Preparation of Ingredients before Mixing

Ingredients that should be dispersed before mixing commences

Most factories operate a partial bulk handling system for their ingredients. The reason for this is that it is cost effective to bulk handle the large ingredients but relatively expensive to mechanise the metering of the small ingredients which often require special attention before they are added to the mixer.

During mixing there is usually good dispersion of even the smallest ingredients. However there are certain ingredients that tend to lump either during storage or when mixed in a dough.

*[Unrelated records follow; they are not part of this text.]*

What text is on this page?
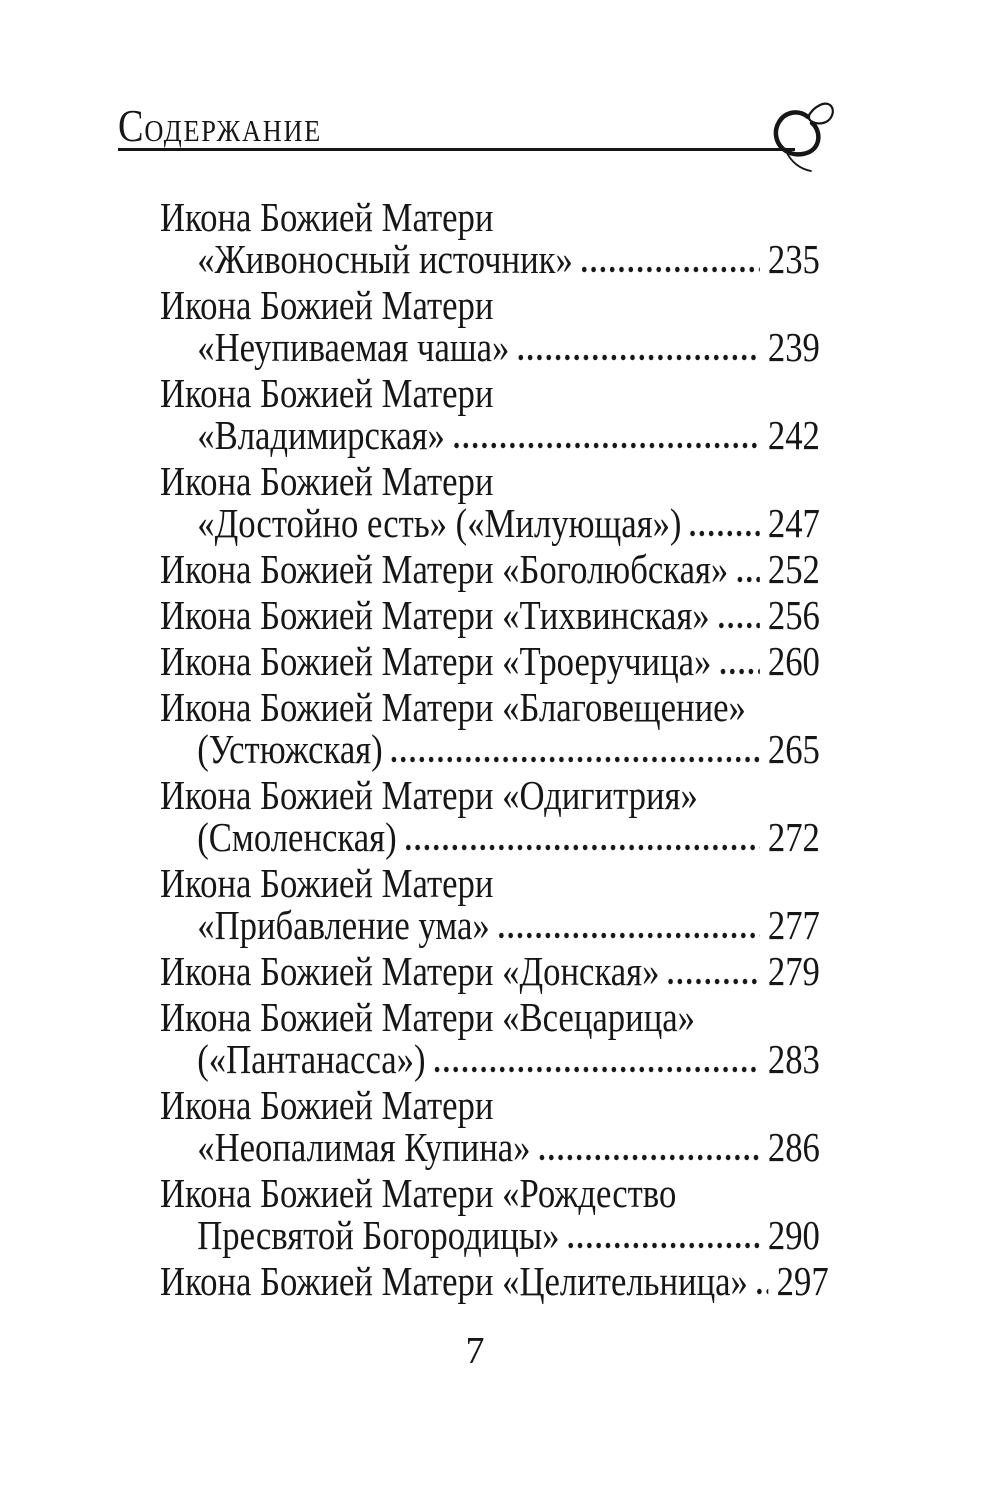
СОДЕРЖАНИЕ
Икона Божией Матери
«Живоносный источник»	235
Икона Божией Матери
«Неупиваемая чаша»	239
Икона Божией Матери
«Владимирская»	242
Икона Божией Матери
«Достойно есть» («Милующая») 247
Икона Божией Матери «Боголюбская» 252
Икона Божией Матери «Тихвинская» 256
Икона Божией Матери «Троеручица» 260
Икона Божией Матери «Благовещение»
(Устюжская)	265
Икона Божией Матери «Одигитрия»
(Смоленская)	272
Икона Божией Матери
«Прибавление ума»	277
Икона Божией Матери «Донская»	279
Икона Божией Матери «Всецарица»
(«Пантанасса»)	283
Икона Божией Матери
«Неопалимая Купина»	286
Икона Божией Матери «Рождество
Пресвятой Богородицы»	290
Икона Божией Матери «Целительница» 297
7
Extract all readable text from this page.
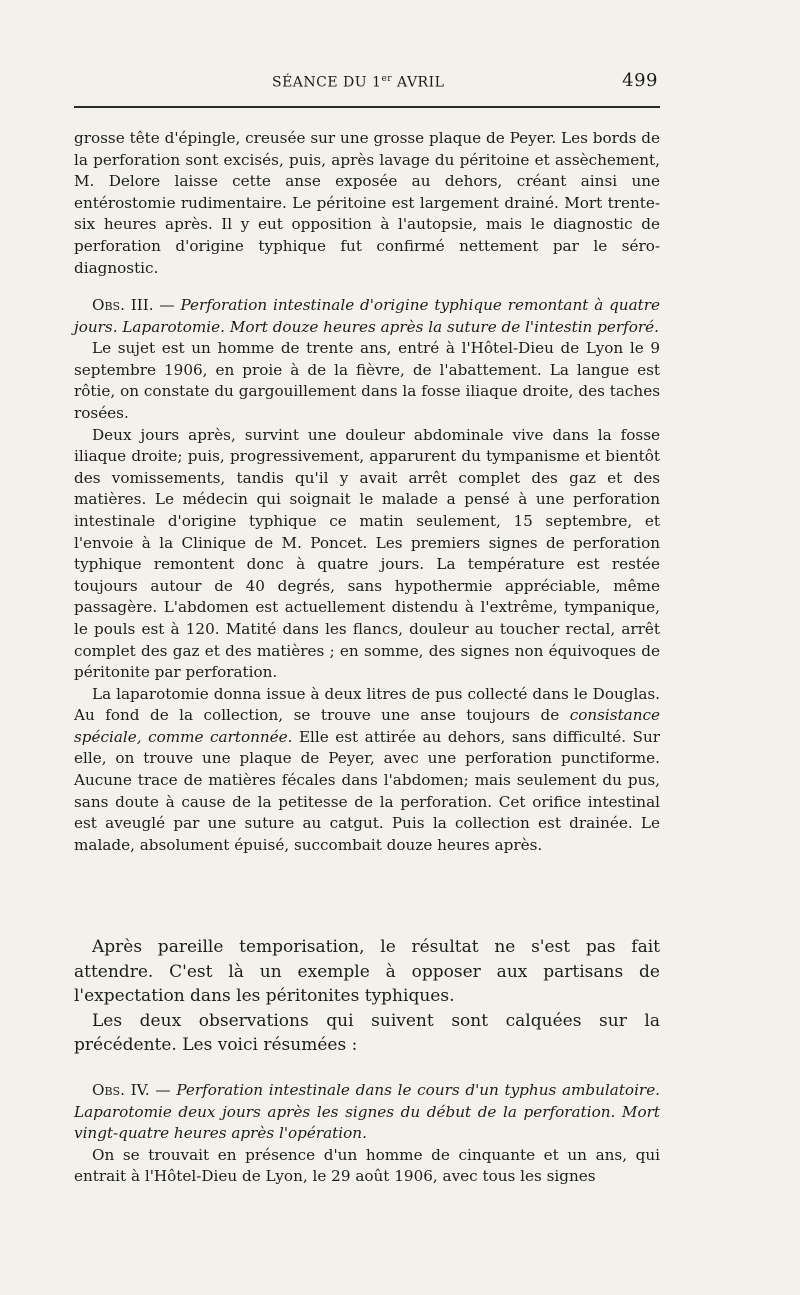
SÉANCE DU 1er AVRIL	499

grosse tête d'épingle, creusée sur une grosse plaque de Peyer. Les bords de la perforation sont excisés, puis, après lavage du péritoine et assèchement, M. Delore laisse cette anse exposée au dehors, créant ainsi une entérostomie rudimentaire. Le péritoine est largement drainé. Mort trente-six heures après. Il y eut opposition à l'autopsie, mais le diagnostic de perforation d'origine typhique fut confirmé nettement par le séro-diagnostic.

Obs. III. — Perforation intestinale d'origine typhique remontant à quatre jours. Laparotomie. Mort douze heures après la suture de l'intestin perforé.

Le sujet est un homme de trente ans, entré à l'Hôtel-Dieu de Lyon le 9 septembre 1906, en proie à de la fièvre, de l'abattement. La langue est rôtie, on constate du gargouillement dans la fosse iliaque droite, des taches rosées.

Deux jours après, survint une douleur abdominale vive dans la fosse iliaque droite; puis, progressivement, apparurent du tympanisme et bientôt des vomissements, tandis qu'il y avait arrêt complet des gaz et des matières. Le médecin qui soignait le malade a pensé à une perforation intestinale d'origine typhique ce matin seulement, 15 septembre, et l'envoie à la Clinique de M. Poncet. Les premiers signes de perforation typhique remontent donc à quatre jours. La température est restée toujours autour de 40 degrés, sans hypothermie appréciable, même passagère. L'abdomen est actuellement distendu à l'extrême, tympanique, le pouls est à 120. Matité dans les flancs, douleur au toucher rectal, arrêt complet des gaz et des matières ; en somme, des signes non équivoques de péritonite par perforation.

La laparotomie donna issue à deux litres de pus collecté dans le Douglas. Au fond de la collection, se trouve une anse toujours de consistance spéciale, comme cartonnée. Elle est attirée au dehors, sans difficulté. Sur elle, on trouve une plaque de Peyer, avec une perforation punctiforme. Aucune trace de matières fécales dans l'abdomen; mais seulement du pus, sans doute à cause de la petitesse de la perforation. Cet orifice intestinal est aveuglé par une suture au catgut. Puis la collection est drainée. Le malade, absolument épuisé, succombait douze heures après.

Après pareille temporisation, le résultat ne s'est pas fait attendre. C'est là un exemple à opposer aux partisans de l'expectation dans les péritonites typhiques.

Les deux observations qui suivent sont calquées sur la précédente. Les voici résumées :

Obs. IV. — Perforation intestinale dans le cours d'un typhus ambulatoire. Laparotomie deux jours après les signes du début de la perforation. Mort vingt-quatre heures après l'opération.

On se trouvait en présence d'un homme de cinquante et un ans, qui entrait à l'Hôtel-Dieu de Lyon, le 29 août 1906, avec tous les signes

If these lumps remain, biscuits may show black spots or have uneven structure after baking.

It is advisable to sieve sodium bicarbonate before use, to dissolve ammonium bicarbonate and to disperse milk and whey powders in water with a high sheer action.

Sodium metabisulphite (SMS) is normally used as a 10% solution to aid metering of the very small quantities used.

Emulsifiers, like lecithin, work most effectively if they are well dispersed in the fat before an emulsion with water is made. If blocks of fat and emulsifier are used for a mixing, it is worth considering making a preliminary mixing of the fat, emulsifier and possibly the sugar, before the other ingredients are added.

Fresh yeast should be dispersed in some water and when adding to the mix care should be taken to avoid putting the suspension near to the salt or other chemicals as these may kill the yeast cells.

Proteinase enzyme, as may be used in savoury cracker doughs, must be handled with care especially if it is a powder. Place the enzyme into the mixer so that there is no splashing or dust. The dust may cause irritation and damage if inhaled.

Dough fat should be plasticised before use. If it is purchased as warm oil in bulk it must be cooled and plasticised as has been described in the section on Ingredients. Dough fat and butter purchased in blocks has been plasticised but must be brought to a suitable temperature (about 18°C) before being added to a mix to ensure that good dispersion occurs during the mixing.

Dried fruit such as currants are usually purchased as blocks in boxes. It is necessary to break up these blocks before use and the best way is to use a fruit washing machine. This machine not only breaks the blocks of fruit but also gives a very quick washing (allowing only a minimal absorption of water on to the fruit). The washed fruit is then in a state where inspection can remove any stalks or stones that may have been left in the fruit.

In some cases the fruit is soaked in warm glycerine. Absorption of glycerine reduces the chance of the fruit becoming hard and leathery during baking.

Desiccated coconut is rarely fine enough to be added as such to a dough. It is best to mill this material into a "flour" soon before adding to a mixer. Coconut that is bought as coconut flour tends to be very lumpy because the coconut oil sets at normal ambient temperatures. If the "flour" is warmed the lumps become softer and should disperse during mixing.

Biscuit recycle must be milled into a fine crumb or dispersed in water before use.